El sol caía a plomo sobre la ciudad, calentando aún más las calles en aquel verano abrasador. El detective Conrad se cocinaba dentro de su pequeño Cadillac sin aire acondicionado. Las ventanas abiertas no impedían que el calor sofocante le hiciera sudar como un cerdo. Su rostro perlado de sudor se contraía en una mueca de dolor por culpa de las almorranas que padecía desde hacía días. Estar sentado era un suplicio. Le producían una picazón y un dolor terribles, y ya notaba la sangre alrededor del ano humedeciéndole el calzoncillo.
Aparcó enfrente de una casucha abandonada, se bajó del coche con gran esfuerzo, pues las nalgas se le habían quedado pegadas al asiento por culpa del calor y de los 115 kilos de presión que habían ejercido contra el cuero durante el trayecto, y entró en edificio.
Una humedad pegajosa se le adhería a la piel mientras avanzaba por un pasillo estrecho, siguiendo el olor desagradable proveniente de la última habitación, en donde un policía sudoroso le flanqueó el paso. Una vez dentro, Conrad estuvo a punto de vomitar por culpa del olor a muerte, vísceras y descomposición. Consiguió controlarse, si bien no se creyó capaz de soportar aquel tormento mucho tiempo, por lo que procuró darse prisa.

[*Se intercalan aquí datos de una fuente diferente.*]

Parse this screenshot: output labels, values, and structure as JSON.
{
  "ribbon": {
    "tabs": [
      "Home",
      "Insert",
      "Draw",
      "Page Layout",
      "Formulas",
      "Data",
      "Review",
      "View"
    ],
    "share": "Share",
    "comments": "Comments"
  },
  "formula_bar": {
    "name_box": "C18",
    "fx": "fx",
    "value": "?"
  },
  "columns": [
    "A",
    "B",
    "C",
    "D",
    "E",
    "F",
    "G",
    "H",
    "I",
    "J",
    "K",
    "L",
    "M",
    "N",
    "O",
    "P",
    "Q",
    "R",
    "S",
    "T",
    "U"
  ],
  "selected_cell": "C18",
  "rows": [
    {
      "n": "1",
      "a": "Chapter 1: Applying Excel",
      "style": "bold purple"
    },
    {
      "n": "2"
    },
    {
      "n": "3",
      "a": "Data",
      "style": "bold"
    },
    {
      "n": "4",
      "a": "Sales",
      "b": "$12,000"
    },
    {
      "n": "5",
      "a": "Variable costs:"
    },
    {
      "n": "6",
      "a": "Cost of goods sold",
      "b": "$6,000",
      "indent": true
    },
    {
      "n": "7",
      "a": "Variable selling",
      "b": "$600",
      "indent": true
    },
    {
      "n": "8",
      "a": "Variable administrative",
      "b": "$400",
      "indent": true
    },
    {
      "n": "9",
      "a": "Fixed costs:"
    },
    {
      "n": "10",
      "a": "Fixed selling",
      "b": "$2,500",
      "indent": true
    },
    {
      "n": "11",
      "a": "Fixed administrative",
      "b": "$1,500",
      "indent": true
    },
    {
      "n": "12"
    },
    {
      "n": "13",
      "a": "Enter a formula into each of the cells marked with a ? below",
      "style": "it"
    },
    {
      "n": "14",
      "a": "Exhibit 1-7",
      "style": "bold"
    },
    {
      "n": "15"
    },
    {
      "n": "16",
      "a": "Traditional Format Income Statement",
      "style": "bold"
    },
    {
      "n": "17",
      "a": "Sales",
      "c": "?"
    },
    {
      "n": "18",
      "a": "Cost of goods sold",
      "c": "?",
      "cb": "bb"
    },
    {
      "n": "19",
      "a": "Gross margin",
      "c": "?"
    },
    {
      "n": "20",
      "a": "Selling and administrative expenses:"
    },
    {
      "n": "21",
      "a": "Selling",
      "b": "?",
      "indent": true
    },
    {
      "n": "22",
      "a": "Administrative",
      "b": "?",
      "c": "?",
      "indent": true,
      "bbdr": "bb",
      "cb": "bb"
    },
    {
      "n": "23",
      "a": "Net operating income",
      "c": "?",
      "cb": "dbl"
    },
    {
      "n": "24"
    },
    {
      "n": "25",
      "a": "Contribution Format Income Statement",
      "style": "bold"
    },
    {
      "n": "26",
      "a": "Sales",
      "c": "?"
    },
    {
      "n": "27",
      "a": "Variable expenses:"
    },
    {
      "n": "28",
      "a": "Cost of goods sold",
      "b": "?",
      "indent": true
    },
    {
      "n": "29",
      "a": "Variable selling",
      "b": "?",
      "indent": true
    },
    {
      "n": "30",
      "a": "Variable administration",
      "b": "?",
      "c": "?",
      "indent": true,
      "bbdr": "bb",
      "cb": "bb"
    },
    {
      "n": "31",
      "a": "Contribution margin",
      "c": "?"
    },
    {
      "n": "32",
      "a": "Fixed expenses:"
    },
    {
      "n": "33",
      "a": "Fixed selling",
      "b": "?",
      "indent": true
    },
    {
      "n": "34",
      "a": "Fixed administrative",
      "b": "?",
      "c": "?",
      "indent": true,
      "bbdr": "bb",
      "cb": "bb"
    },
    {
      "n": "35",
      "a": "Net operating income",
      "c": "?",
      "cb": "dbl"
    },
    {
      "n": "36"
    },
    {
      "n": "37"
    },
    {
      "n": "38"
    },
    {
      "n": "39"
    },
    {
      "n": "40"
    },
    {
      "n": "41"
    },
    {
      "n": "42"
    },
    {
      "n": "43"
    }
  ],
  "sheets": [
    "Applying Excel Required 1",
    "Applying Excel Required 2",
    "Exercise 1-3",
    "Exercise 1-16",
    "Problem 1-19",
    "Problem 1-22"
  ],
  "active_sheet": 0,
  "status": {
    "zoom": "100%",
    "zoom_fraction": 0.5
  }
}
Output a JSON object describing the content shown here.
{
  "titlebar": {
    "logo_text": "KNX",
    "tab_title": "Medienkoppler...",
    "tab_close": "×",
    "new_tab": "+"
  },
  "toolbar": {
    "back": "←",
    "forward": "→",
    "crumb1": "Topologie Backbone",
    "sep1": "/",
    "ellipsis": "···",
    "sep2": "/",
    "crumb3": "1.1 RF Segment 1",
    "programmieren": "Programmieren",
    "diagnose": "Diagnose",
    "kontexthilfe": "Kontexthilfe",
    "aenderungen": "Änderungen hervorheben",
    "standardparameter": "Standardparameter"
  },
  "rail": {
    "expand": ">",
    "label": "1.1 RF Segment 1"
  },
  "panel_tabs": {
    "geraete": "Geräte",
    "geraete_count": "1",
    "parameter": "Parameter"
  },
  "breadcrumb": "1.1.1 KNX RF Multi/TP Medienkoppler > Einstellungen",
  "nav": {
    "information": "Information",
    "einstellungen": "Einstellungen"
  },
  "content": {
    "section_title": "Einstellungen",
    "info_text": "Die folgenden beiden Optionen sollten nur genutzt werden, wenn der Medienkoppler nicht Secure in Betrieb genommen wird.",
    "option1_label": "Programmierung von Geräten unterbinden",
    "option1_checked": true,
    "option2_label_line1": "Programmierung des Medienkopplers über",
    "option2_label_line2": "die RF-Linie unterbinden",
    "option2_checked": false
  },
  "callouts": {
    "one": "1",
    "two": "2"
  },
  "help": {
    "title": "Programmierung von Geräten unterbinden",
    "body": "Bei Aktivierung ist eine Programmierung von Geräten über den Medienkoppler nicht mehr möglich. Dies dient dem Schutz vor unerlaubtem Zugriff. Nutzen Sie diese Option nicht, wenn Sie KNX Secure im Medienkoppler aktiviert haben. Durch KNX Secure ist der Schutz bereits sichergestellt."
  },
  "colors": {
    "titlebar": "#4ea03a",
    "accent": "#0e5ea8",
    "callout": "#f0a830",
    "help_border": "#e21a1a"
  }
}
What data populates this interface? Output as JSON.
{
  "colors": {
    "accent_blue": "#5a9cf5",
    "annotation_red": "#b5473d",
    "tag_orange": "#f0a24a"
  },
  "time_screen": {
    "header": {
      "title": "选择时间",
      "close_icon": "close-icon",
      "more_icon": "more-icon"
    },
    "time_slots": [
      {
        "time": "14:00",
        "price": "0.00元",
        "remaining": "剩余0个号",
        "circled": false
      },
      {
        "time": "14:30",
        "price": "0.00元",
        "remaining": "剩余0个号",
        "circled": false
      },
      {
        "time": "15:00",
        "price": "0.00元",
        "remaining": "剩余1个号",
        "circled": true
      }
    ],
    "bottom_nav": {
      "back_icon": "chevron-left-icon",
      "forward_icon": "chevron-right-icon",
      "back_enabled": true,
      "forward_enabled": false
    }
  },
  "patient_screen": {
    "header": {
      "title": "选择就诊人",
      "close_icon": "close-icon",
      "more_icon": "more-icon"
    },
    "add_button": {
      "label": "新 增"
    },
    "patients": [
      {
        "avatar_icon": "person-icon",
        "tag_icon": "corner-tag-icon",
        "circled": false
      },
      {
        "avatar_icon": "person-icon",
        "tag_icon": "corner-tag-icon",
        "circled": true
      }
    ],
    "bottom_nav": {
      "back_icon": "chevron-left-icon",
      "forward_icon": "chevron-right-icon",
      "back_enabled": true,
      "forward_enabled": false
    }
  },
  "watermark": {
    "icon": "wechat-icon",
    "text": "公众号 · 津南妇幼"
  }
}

Una miríada de moscas zumbaban alrededor de varias sábanas raídas que cubrían las partes cercenadas del cadáver. Lo habían tenido encerrado casi un mes, encadenado a la pared con grilletes, y aún se apreciaban tiras de piel desgarrada sobre ellos. Sangre, pus, orines y excrementos sólidos y líquidos cubrían el suelo, un cóctel oloroso ideal para sufrir lo indecible en aquella habitación sin ventanas ni luz natural.
El detective, de la impresión, se apoyó en la pared aceitosa y llena de moho. En seguida retiró la mano ante aquel tacto desagradable y se limpió en el pantalón sudado. Debía darse prisa. Con un pañuelo en la nariz que poco lograba mitigar aquel olor pesaroso y desquiciante, se arrodilló junto a una de las sábanas y la retiró con cuidado, mostrando un torso humano despellejado y sanguinolento, y una cabeza deformada por los golpes sufridos, con pocos dientes, sin ojos ni nariz, amarillenta y verdosa con una expresión de horror en lo que quedaba de rostro.
Conrad no pudo aguantarlo más y vomitó sobre la boca abierta del cadáver, haciendo que esta desbordase bilis mezclada con trozos de sandwich de gasolinera. Con la camisa manchada de pota, empapado hasta la médula y con un dolor lacerante en el trasero, salió a toda prisa de aquel lugar, dejando al policía confuso tras apenas dos minutos de inspección. Cuando entró en el Cadillac aún apestaba a muerto y algunas moscas lo habían perseguido.
Miró el reloj. En veinte minutos debía verse con su amante en la otra punta de la ciudad. Se daba asco. Resignado arrancó el coche, imaginando que aquella sería la última vez que se verían si no llegaba pronto al motel y se daba una buena ducha.